8.0 Policy Recommendations and Decision
Nigeria has achieved ill fame in the universe crude oil concern. Although its entire oil production end product is merely an norm of 2.5 million barrel per twenty-four hours ; agitations for local engagement and environmental concerns in its oil bring forthing countries frequently adversely affects the planetary oil and gas markets. Among all OPEC members, Nigeria is possibly the lone state that relies so to a great extent on foreign houses for services in its crude oil industry. Crude oil refinement is its chief downstream operation. Yet, it imports at least 43 % of its gasolene demands. There are low petrochemicals production due to low capacity uses and inaccessibility of the needed engineering. Again, importing is necessary to run into the instead stunted domestic petrochemicals demands. Nigeria is among the worst gas flaring states. Up boulder clay 2001, 51 % of the gas produced was flared. The trust on the foreign work forces for services and productions of gasoline/chemicals, the obvious environmental and economic deductions of gas flame uping conveying into inquiry the long term sustainability of the state ‘s crude oil and petrochemical industry.

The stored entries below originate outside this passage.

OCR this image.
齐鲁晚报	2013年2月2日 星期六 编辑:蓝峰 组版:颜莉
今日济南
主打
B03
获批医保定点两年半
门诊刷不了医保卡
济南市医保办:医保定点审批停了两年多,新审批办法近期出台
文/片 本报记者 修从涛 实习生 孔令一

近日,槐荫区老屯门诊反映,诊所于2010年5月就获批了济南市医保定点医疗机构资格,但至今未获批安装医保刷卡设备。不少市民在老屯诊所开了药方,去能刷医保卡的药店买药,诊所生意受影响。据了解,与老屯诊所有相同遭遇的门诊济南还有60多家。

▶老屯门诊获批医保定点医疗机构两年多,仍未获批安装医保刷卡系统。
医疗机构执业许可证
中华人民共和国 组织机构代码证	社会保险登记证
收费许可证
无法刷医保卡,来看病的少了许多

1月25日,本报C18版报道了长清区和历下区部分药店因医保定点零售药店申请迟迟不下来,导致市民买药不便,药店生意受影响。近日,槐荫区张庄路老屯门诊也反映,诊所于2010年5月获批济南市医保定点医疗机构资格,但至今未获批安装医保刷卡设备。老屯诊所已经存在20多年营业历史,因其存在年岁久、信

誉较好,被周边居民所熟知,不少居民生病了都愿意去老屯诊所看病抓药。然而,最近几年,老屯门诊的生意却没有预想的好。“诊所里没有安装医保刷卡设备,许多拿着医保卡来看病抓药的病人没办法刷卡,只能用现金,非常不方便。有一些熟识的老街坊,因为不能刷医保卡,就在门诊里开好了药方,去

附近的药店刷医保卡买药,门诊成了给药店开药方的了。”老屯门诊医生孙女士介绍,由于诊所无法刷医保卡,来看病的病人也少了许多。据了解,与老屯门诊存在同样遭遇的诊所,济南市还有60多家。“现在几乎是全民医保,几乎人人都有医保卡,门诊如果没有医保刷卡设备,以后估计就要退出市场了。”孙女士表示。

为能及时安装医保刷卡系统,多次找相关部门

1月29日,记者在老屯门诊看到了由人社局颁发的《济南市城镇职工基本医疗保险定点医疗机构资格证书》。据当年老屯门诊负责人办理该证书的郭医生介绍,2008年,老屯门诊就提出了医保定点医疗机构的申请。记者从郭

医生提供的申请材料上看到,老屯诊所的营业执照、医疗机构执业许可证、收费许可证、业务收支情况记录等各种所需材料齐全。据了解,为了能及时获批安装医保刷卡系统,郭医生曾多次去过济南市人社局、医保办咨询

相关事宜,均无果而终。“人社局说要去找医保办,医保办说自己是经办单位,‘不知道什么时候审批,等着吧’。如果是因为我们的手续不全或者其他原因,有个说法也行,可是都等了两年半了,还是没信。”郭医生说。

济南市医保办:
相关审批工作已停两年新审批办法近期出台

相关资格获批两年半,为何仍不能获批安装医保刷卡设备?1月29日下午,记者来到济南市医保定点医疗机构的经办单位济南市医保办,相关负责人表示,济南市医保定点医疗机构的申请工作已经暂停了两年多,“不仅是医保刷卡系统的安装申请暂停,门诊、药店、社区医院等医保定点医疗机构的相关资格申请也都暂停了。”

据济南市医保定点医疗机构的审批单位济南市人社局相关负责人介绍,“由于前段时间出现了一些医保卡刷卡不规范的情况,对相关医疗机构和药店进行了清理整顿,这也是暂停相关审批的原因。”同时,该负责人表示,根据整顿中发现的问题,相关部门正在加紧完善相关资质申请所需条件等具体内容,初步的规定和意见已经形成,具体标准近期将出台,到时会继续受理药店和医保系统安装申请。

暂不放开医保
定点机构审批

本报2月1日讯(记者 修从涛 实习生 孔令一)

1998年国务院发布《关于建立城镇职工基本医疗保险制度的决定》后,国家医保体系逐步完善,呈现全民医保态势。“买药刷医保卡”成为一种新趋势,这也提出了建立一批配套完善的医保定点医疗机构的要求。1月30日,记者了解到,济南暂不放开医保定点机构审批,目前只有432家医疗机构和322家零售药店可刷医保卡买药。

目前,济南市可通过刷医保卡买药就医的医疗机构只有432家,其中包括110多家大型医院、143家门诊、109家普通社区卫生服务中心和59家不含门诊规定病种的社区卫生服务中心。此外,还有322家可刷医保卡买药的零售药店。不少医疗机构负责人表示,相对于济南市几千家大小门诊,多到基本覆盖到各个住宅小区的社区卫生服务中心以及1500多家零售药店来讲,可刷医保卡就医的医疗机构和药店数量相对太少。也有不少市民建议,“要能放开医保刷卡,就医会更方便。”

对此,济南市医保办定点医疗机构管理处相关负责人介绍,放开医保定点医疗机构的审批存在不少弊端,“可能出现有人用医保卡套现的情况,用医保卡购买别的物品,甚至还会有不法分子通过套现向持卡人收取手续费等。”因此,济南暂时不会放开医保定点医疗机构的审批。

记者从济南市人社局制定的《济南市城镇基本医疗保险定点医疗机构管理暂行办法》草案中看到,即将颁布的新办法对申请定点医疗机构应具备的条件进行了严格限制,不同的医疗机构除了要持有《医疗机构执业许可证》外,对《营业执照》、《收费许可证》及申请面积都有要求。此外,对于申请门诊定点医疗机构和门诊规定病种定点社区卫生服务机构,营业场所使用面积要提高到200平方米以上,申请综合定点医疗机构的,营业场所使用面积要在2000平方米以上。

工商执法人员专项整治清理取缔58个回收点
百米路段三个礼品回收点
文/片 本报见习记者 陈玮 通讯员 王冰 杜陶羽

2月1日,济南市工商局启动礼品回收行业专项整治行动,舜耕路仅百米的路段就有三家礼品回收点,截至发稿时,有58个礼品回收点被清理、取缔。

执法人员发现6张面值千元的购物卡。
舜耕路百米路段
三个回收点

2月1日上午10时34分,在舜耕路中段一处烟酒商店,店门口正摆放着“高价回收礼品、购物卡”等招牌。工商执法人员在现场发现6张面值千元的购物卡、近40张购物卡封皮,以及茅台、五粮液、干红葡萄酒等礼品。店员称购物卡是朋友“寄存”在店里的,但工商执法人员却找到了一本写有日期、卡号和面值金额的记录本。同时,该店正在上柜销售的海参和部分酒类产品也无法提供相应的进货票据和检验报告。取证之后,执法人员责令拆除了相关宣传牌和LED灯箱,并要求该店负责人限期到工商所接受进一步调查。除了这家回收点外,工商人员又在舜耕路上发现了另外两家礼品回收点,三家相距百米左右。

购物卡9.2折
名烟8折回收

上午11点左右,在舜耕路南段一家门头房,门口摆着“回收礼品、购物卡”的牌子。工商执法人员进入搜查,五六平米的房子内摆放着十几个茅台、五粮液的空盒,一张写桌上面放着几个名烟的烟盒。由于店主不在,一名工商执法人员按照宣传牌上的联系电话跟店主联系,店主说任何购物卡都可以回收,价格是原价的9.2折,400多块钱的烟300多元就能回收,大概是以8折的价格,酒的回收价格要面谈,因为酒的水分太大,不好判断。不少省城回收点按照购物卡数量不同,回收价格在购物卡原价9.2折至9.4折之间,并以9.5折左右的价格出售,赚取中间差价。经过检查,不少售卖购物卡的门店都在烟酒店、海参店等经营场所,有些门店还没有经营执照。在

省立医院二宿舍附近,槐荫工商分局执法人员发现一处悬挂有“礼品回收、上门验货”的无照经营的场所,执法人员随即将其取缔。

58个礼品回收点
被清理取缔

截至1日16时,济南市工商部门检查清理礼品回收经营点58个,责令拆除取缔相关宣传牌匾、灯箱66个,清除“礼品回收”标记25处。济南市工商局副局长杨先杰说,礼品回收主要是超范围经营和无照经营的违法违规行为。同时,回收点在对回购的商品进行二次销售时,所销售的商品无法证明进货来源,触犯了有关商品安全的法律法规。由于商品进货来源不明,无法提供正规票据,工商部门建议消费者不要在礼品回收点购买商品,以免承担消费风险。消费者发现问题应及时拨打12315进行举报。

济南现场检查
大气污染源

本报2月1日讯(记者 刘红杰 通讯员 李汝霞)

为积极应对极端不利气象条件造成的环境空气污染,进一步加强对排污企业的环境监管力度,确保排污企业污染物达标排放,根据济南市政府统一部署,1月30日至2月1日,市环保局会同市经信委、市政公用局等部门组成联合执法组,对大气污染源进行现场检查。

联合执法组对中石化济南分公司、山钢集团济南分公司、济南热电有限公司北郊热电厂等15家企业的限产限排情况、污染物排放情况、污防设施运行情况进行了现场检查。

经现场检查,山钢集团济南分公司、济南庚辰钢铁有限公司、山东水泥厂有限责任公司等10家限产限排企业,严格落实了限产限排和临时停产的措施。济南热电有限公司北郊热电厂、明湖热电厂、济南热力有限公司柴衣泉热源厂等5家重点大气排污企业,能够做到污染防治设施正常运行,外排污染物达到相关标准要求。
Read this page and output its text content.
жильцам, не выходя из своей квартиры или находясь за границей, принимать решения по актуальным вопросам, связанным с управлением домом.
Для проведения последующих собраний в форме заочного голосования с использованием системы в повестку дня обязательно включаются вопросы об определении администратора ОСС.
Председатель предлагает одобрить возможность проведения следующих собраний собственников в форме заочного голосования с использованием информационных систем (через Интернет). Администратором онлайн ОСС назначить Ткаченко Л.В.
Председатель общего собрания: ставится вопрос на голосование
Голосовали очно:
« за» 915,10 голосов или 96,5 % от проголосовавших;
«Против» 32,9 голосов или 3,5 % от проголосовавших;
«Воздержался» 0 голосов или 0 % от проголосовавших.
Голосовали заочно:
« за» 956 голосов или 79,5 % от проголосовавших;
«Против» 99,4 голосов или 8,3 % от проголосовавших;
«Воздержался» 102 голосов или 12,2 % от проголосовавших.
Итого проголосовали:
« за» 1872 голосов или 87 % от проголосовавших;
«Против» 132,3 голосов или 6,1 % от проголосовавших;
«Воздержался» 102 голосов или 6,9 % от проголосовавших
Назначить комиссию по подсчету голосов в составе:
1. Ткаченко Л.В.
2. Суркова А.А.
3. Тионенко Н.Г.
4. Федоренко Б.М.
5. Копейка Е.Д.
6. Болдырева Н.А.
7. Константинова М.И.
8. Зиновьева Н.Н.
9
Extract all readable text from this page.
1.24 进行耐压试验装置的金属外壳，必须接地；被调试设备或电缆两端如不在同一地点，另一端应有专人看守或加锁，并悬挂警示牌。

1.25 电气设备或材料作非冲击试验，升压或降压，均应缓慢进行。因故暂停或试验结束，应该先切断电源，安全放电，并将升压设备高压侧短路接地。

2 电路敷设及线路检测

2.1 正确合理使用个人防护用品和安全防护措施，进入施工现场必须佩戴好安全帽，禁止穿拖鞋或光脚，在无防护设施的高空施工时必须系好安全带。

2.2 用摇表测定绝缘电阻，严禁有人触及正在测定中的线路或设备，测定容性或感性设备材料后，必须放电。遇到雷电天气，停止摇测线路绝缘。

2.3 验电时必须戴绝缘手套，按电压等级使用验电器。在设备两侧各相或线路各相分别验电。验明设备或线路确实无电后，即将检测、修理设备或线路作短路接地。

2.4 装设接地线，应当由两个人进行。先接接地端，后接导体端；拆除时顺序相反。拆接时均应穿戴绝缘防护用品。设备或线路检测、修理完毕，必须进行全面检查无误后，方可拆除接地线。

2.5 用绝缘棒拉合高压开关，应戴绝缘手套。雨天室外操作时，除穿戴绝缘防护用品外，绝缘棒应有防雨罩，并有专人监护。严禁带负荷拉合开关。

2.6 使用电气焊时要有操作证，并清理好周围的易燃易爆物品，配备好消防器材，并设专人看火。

For Nigeria to rectify this anomalousness, derive more benefits from its oil and gas resources and quiet down local agitations, the crude oil industry measure is important. And due attending should be given to it. The importance of oil to the growing of the Nigeria economic system can non be undermined. If the crude oil industry measure is implemented as pencilled down, it will interpret to development in Nigeria. Government and stakeholders should non handle the measure as a political one, but should see it as a development design. This will farther turn to the jobs of corruptness, and the negative impact of Oil gross on GDP. The deduction of this is the concentration of the wealth of the state in the custodies of few Nigerians while bulk suffers in low poorness.